田荷花一門心思撲在夜千狐身上,不明所以他為什麼突然不理自己了,顧不得去理會姜天睿的狀況就跟著夜千狐擠入了轎中。
“千狐。”坐在夜千狐的身旁抱著他緊實有力的腰身,田荷花將下巴擱在他的肩上,愜意的嗅著他身上熟悉的桃花冷香。

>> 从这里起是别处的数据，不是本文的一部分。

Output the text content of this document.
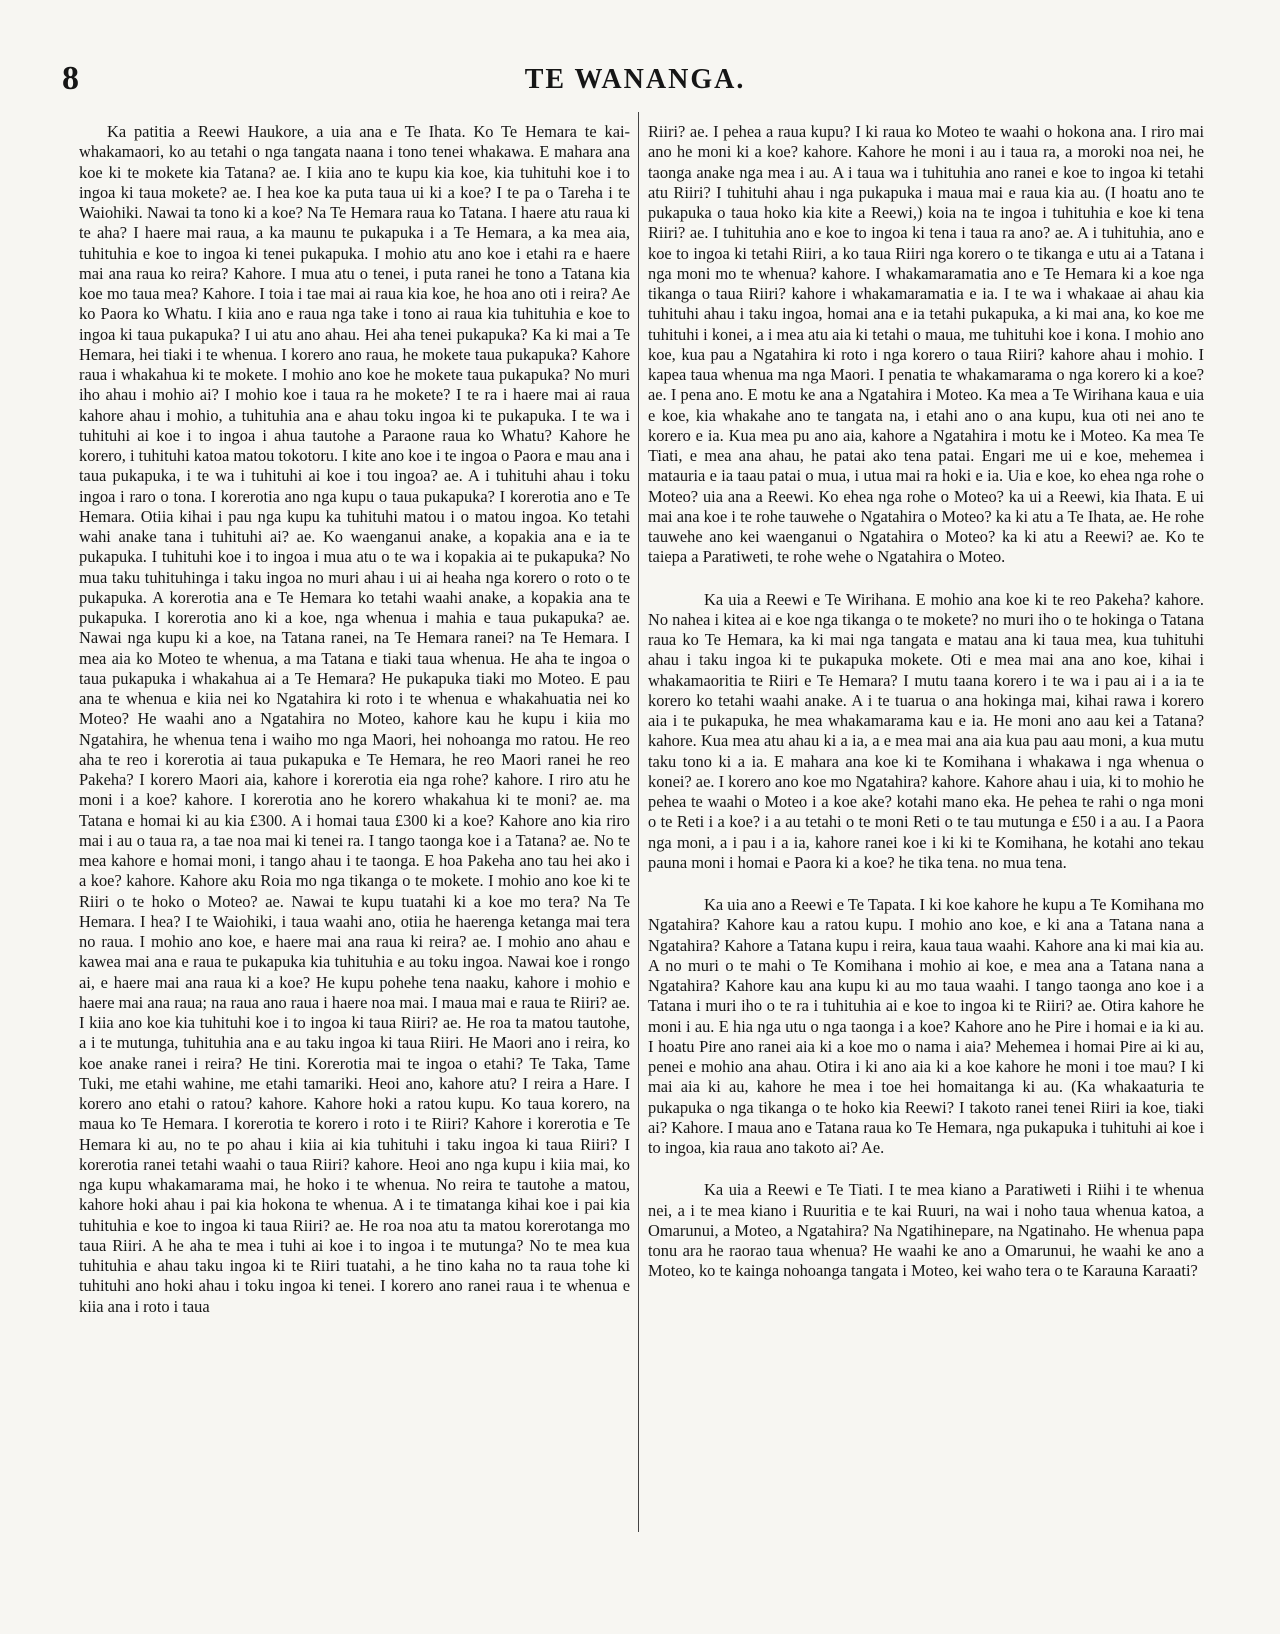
8	TE WANANGA.

Ka patitia a Reewi Haukore, a uia ana e Te Ihata. Ko Te Hemara te kai-whakamaori, ko au tetahi o nga tangata naana i tono tenei whakawa. E mahara ana koe ki te mokete kia Tatana? ae. I kiia ano te kupu kia koe, kia tuhituhi koe i to ingoa ki taua mokete? ae. I hea koe ka puta taua ui ki a koe? I te pa o Tareha i te Waiohiki. Nawai ta tono ki a koe? Na Te Hemara raua ko Tatana. I haere atu raua ki te aha? I haere mai raua, a ka maunu te pukapuka i a Te Hemara, a ka mea aia, tuhituhia e koe to ingoa ki tenei pukapuka. I mohio atu ano koe i etahi ra e haere mai ana raua ko reira? Kahore. I mua atu o tenei, i puta ranei he tono a Tatana kia koe mo taua mea? Kahore. I toia i tae mai ai raua kia koe, he hoa ano oti i reira? Ae ko Paora ko Whatu. I kiia ano e raua nga take i tono ai raua kia tuhituhia e koe to ingoa ki taua pukapuka? I ui atu ano ahau. Hei aha tenei pukapuka? Ka ki mai a Te Hemara, hei tiaki i te whenua. I korero ano raua, he mokete taua pukapuka? Kahore raua i whakahua ki te mokete. I mohio ano koe he mokete taua pukapuka? No muri iho ahau i mohio ai? I mohio koe i taua ra he mokete? I te ra i haere mai ai raua kahore ahau i mohio, a tuhituhia ana e ahau toku ingoa ki te pukapuka. I te wa i tuhituhi ai koe i to ingoa i ahua tautohe a Paraone raua ko Whatu? Kahore he korero, i tuhituhi katoa matou tokotoru. I kite ano koe i te ingoa o Paora e mau ana i taua pukapuka, i te wa i tuhituhi ai koe i tou ingoa? ae. A i tuhituhi ahau i toku ingoa i raro o tona. I korerotia ano nga kupu o taua pukapuka? I korerotia ano e Te Hemara. Otiia kihai i pau nga kupu ka tuhituhi matou i o matou ingoa. Ko tetahi wahi anake tana i tuhituhi ai? ae. Ko waenganui anake, a kopakia ana e ia te pukapuka. I tuhituhi koe i to ingoa i mua atu o te wa i kopakia ai te pukapuka? No mua taku tuhituhinga i taku ingoa no muri ahau i ui ai heaha nga korero o roto o te pukapuka. A korerotia ana e Te Hemara ko tetahi waahi anake, a kopakia ana te pukapuka. I korerotia ano ki a koe, nga whenua i mahia e taua pukapuka? ae. Nawai nga kupu ki a koe, na Tatana ranei, na Te Hemara ranei? na Te Hemara. I mea aia ko Moteo te whenua, a ma Tatana e tiaki taua whenua. He aha te ingoa o taua pukapuka i whakahua ai a Te Hemara? He pukapuka tiaki mo Moteo. E pau ana te whenua e kiia nei ko Ngatahira ki roto i te whenua e whakahuatia nei ko Moteo? He waahi ano a Ngatahira no Moteo, kahore kau he kupu i kiia mo Ngatahira, he whenua tena i waiho mo nga Maori, hei nohoanga mo ratou. He reo aha te reo i korerotia ai taua pukapuka e Te Hemara, he reo Maori ranei he reo Pakeha? I korero Maori aia, kahore i korerotia eia nga rohe? kahore. I riro atu he moni i a koe? kahore. I korerotia ano he korero whakahua ki te moni? ae. ma Tatana e homai ki au kia £300. A i homai taua £300 ki a koe? Kahore ano kia riro mai i au o taua ra, a tae noa mai ki tenei ra. I tango taonga koe i a Tatana? ae. No te mea kahore e homai moni, i tango ahau i te taonga. E hoa Pakeha ano tau hei ako i a koe? kahore. Kahore aku Roia mo nga tikanga o te mokete. I mohio ano koe ki te Riiri o te hoko o Moteo? ae. Nawai te kupu tuatahi ki a koe mo tera? Na Te Hemara. I hea? I te Waiohiki, i taua waahi ano, otiia he haerenga ketanga mai tera no raua. I mohio ano koe, e haere mai ana raua ki reira? ae. I mohio ano ahau e kawea mai ana e raua te pukapuka kia tuhituhia e au toku ingoa. Nawai koe i rongo ai, e haere mai ana raua ki a koe? He kupu pohehe tena naaku, kahore i mohio e haere mai ana raua; na raua ano raua i haere noa mai. I maua mai e raua te Riiri? ae. I kiia ano koe kia tuhituhi koe i to ingoa ki taua Riiri? ae. He roa ta matou tautohe, a i te mutunga, tuhituhia ana e au taku ingoa ki taua Riiri. He Maori ano i reira, ko koe anake ranei i reira? He tini. Korerotia mai te ingoa o etahi? Te Taka, Tame Tuki, me etahi wahine, me etahi tamariki. Heoi ano, kahore atu? I reira a Hare. I korero ano etahi o ratou? kahore. Kahore hoki a ratou kupu. Ko taua korero, na maua ko Te Hemara. I korerotia te korero i roto i te Riiri? Kahore i korerotia e Te Hemara ki au, no te po ahau i kiia ai kia tuhituhi i taku ingoa ki taua Riiri? I korerotia ranei tetahi waahi o taua Riiri? kahore. Heoi ano nga kupu i kiia mai, ko nga kupu whakamarama mai, he hoko i te whenua. No reira te tautohe a matou, kahore hoki ahau i pai kia hokona te whenua. A i te timatanga kihai koe i pai kia tuhituhia e koe to ingoa ki taua Riiri? ae. He roa noa atu ta matou korerotanga mo taua Riiri. A he aha te mea i tuhi ai koe i to ingoa i te mutunga? No te mea kua tuhituhia e ahau taku ingoa ki te Riiri tuatahi, a he tino kaha no ta raua tohe ki tuhituhi ano hoki ahau i toku ingoa ki tenei. I korero ano ranei raua i te whenua e kiia ana i roto i taua

Riiri? ae. I pehea a raua kupu? I ki raua ko Moteo te waahi o hokona ana. I riro mai ano he moni ki a koe? kahore. Kahore he moni i au i taua ra, a moroki noa nei, he taonga anake nga mea i au. A i taua wa i tuhituhia ano ranei e koe to ingoa ki tetahi atu Riiri? I tuhituhi ahau i nga pukapuka i maua mai e raua kia au. (I hoatu ano te pukapuka o taua hoko kia kite a Reewi,) koia na te ingoa i tuhituhia e koe ki tena Riiri? ae. I tuhituhia ano e koe to ingoa ki tena i taua ra ano? ae. A i tuhituhia, ano e koe to ingoa ki tetahi Riiri, a ko taua Riiri nga korero o te tikanga e utu ai a Tatana i nga moni mo te whenua? kahore. I whakamaramatia ano e Te Hemara ki a koe nga tikanga o taua Riiri? kahore i whakamaramatia e ia. I te wa i whakaae ai ahau kia tuhituhi ahau i taku ingoa, homai ana e ia tetahi pukapuka, a ki mai ana, ko koe me tuhituhi i konei, a i mea atu aia ki tetahi o maua, me tuhituhi koe i kona. I mohio ano koe, kua pau a Ngatahira ki roto i nga korero o taua Riiri? kahore ahau i mohio. I kapea taua whenua ma nga Maori. I penatia te whakamarama o nga korero ki a koe? ae. I pena ano. E motu ke ana a Ngatahira i Moteo. Ka mea a Te Wirihana kaua e uia e koe, kia whakahe ano te tangata na, i etahi ano o ana kupu, kua oti nei ano te korero e ia. Kua mea pu ano aia, kahore a Ngatahira i motu ke i Moteo. Ka mea Te Tiati, e mea ana ahau, he patai ako tena patai. Engari me ui e koe, mehemea i matauria e ia taau patai o mua, i utua mai ra hoki e ia. Uia e koe, ko ehea nga rohe o Moteo? uia ana a Reewi. Ko ehea nga rohe o Moteo? ka ui a Reewi, kia Ihata. E ui mai ana koe i te rohe tauwehe o Ngatahira o Moteo? ka ki atu a Te Ihata, ae. He rohe tauwehe ano kei waenganui o Ngatahira o Moteo? ka ki atu a Reewi? ae. Ko te taiepa a Paratiweti, te rohe wehe o Ngatahira o Moteo.

Ka uia a Reewi e Te Wirihana. E mohio ana koe ki te reo Pakeha? kahore. No nahea i kitea ai e koe nga tikanga o te mokete? no muri iho o te hokinga o Tatana raua ko Te Hemara, ka ki mai nga tangata e matau ana ki taua mea, kua tuhituhi ahau i taku ingoa ki te pukapuka mokete. Oti e mea mai ana ano koe, kihai i whakamaoritia te Riiri e Te Hemara? I mutu taana korero i te wa i pau ai i a ia te korero ko tetahi waahi anake. A i te tuarua o ana hokinga mai, kihai rawa i korero aia i te pukapuka, he mea whakamarama kau e ia. He moni ano aau kei a Tatana? kahore. Kua mea atu ahau ki a ia, a e mea mai ana aia kua pau aau moni, a kua mutu taku tono ki a ia. E mahara ana koe ki te Komihana i whakawa i nga whenua o konei? ae. I korero ano koe mo Ngatahira? kahore. Kahore ahau i uia, ki to mohio he pehea te waahi o Moteo i a koe ake? kotahi mano eka. He pehea te rahi o nga moni o te Reti i a koe? i a au tetahi o te moni Reti o te tau mutunga e £50 i a au. I a Paora nga moni, a i pau i a ia, kahore ranei koe i ki ki te Komihana, he kotahi ano tekau pauna moni i homai e Paora ki a koe? he tika tena. no mua tena.

Ka uia ano a Reewi e Te Tapata. I ki koe kahore he kupu a Te Komihana mo Ngatahira? Kahore kau a ratou kupu. I mohio ano koe, e ki ana a Tatana nana a Ngatahira? Kahore a Tatana kupu i reira, kaua taua waahi. Kahore ana ki mai kia au. A no muri o te mahi o Te Komihana i mohio ai koe, e mea ana a Tatana nana a Ngatahira? Kahore kau ana kupu ki au mo taua waahi. I tango taonga ano koe i a Tatana i muri iho o te ra i tuhituhia ai e koe to ingoa ki te Riiri? ae. Otira kahore he moni i au. E hia nga utu o nga taonga i a koe? Kahore ano he Pire i homai e ia ki au. I hoatu Pire ano ranei aia ki a koe mo o nama i aia? Mehemea i homai Pire ai ki au, penei e mohio ana ahau. Otira i ki ano aia ki a koe kahore he moni i toe mau? I ki mai aia ki au, kahore he mea i toe hei homaitanga ki au. (Ka whakaaturia te pukapuka o nga tikanga o te hoko kia Reewi? I takoto ranei tenei Riiri ia koe, tiaki ai? Kahore. I maua ano e Tatana raua ko Te Hemara, nga pukapuka i tuhituhi ai koe i to ingoa, kia raua ano takoto ai? Ae.

Ka uia a Reewi e Te Tiati. I te mea kiano a Paratiweti i Riihi i te whenua nei, a i te mea kiano i Ruuritia e te kai Ruuri, na wai i noho taua whenua katoa, a Omarunui, a Moteo, a Ngatahira? Na Ngatihinepare, na Ngatinaho. He whenua papa tonu ara he raorao taua whenua? He waahi ke ano a Omarunui, he waahi ke ano a Moteo, ko te kainga nohoanga tangata i Moteo, kei waho tera o te Karauna Karaati?
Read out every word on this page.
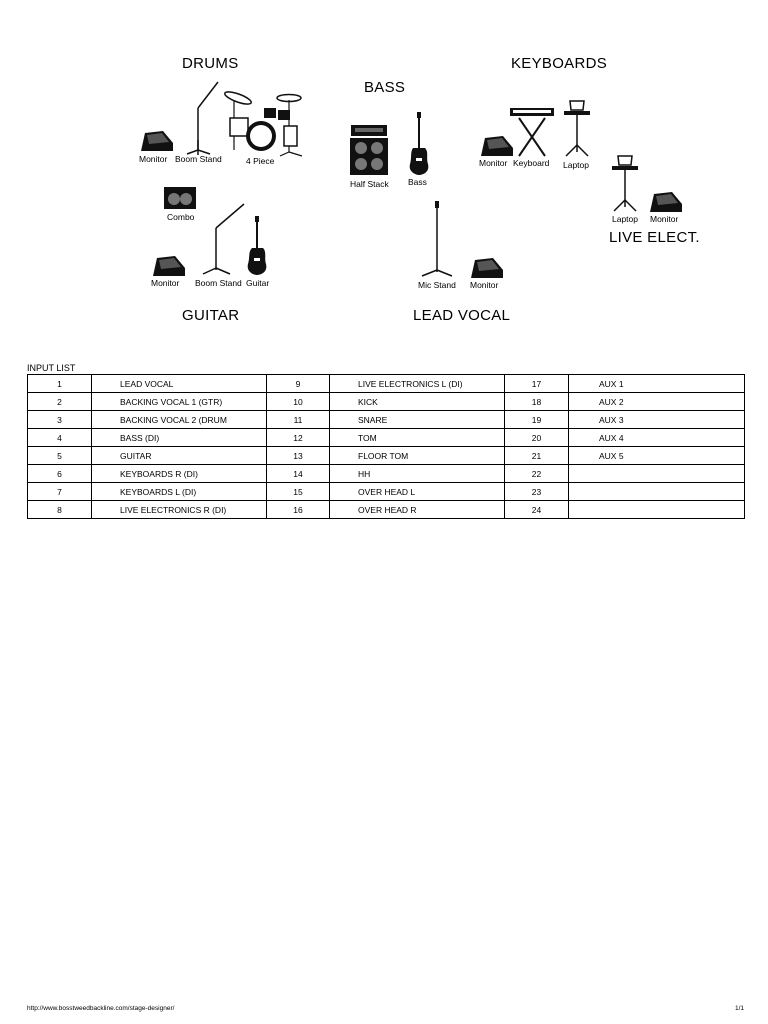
DRUMS
Monitor Boom Stand	4 Piece
BASS
Half Stack Bass
KEYBOARDS
Monitor Keyboard Laptop
Laptop Monitor
LIVE ELECT.
Combo
Monitor Boom Stand Guitar
GUITAR
Mic Stand Monitor
LEAD VOCAL
INPUT LIST
1	LEAD VOCAL	9	LIVE ELECTRONICS L (DI)	17	AUX 1
2	BACKING VOCAL 1 (GTR)	10	KICK	18	AUX 2
3	BACKING VOCAL 2 (DRUM	11	SNARE	19	AUX 3
4	BASS (DI)	12	TOM	20	AUX 4
5	GUITAR	13	FLOOR TOM	21	AUX 5
6	KEYBOARDS R (DI)	14	HH	22	
7	KEYBOARDS L (DI)	15	OVER HEAD L	23	
8	LIVE ELECTRONICS R (DI)	16	OVER HEAD R	24	
http://www.bosstweedbackline.com/stage-designer/	1/1
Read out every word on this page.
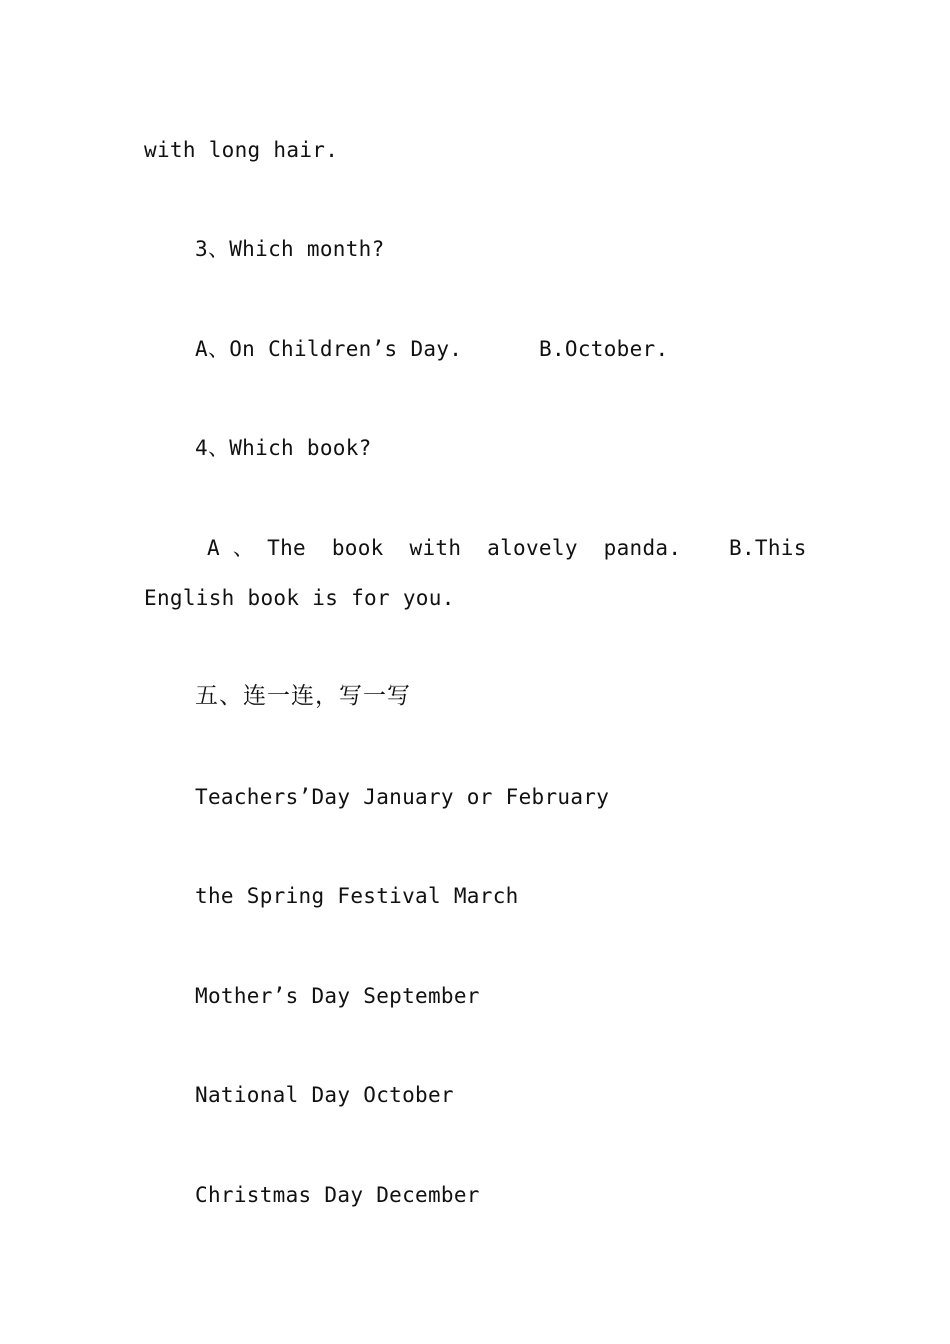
with long hair.
3、Which month?
A、On Children’s Day.	B.October.
4、Which book?
A 、 The  book  with  alovely  panda. B.This
English book is for you.
五、连一连，写一写
Teachers’Day January or February
the Spring Festival March
Mother’s Day September
National Day October
Christmas Day December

夜千狐背靠著軟榻上的枕頭將臉轉向一邊,薄唇抿成一道冷硬的弧度。
田荷花抬眸望著他精緻的下顎弧線以及那上下滾動性感的喉結,忍不住張嘴咬了一下那細白的臉頰,“生氣了?為什麼?”
夜千狐神色緩和了些,但依舊是轉著臉龐一語不發。
“田荷花!田荷花!咳咳”轎外傳來斷斷續續的呼救聲。
姜天睿逮著根救命稻草似的叫著田荷花,灌入喉嚨中的湖水化作岩漿一樣灼的他胸腔火燒似的難受。
黑衣人動作輕鬆的提著姜天睿的一條腿將他栽進湖中,待他掙扎的氣力慢慢變弱後又將他提起。
姜天睿感到渾身上下的力氣被抽空了一般,眼前陣陣發黑,分不清是湖水還是眼眶中擠出的淚水佈滿了面容。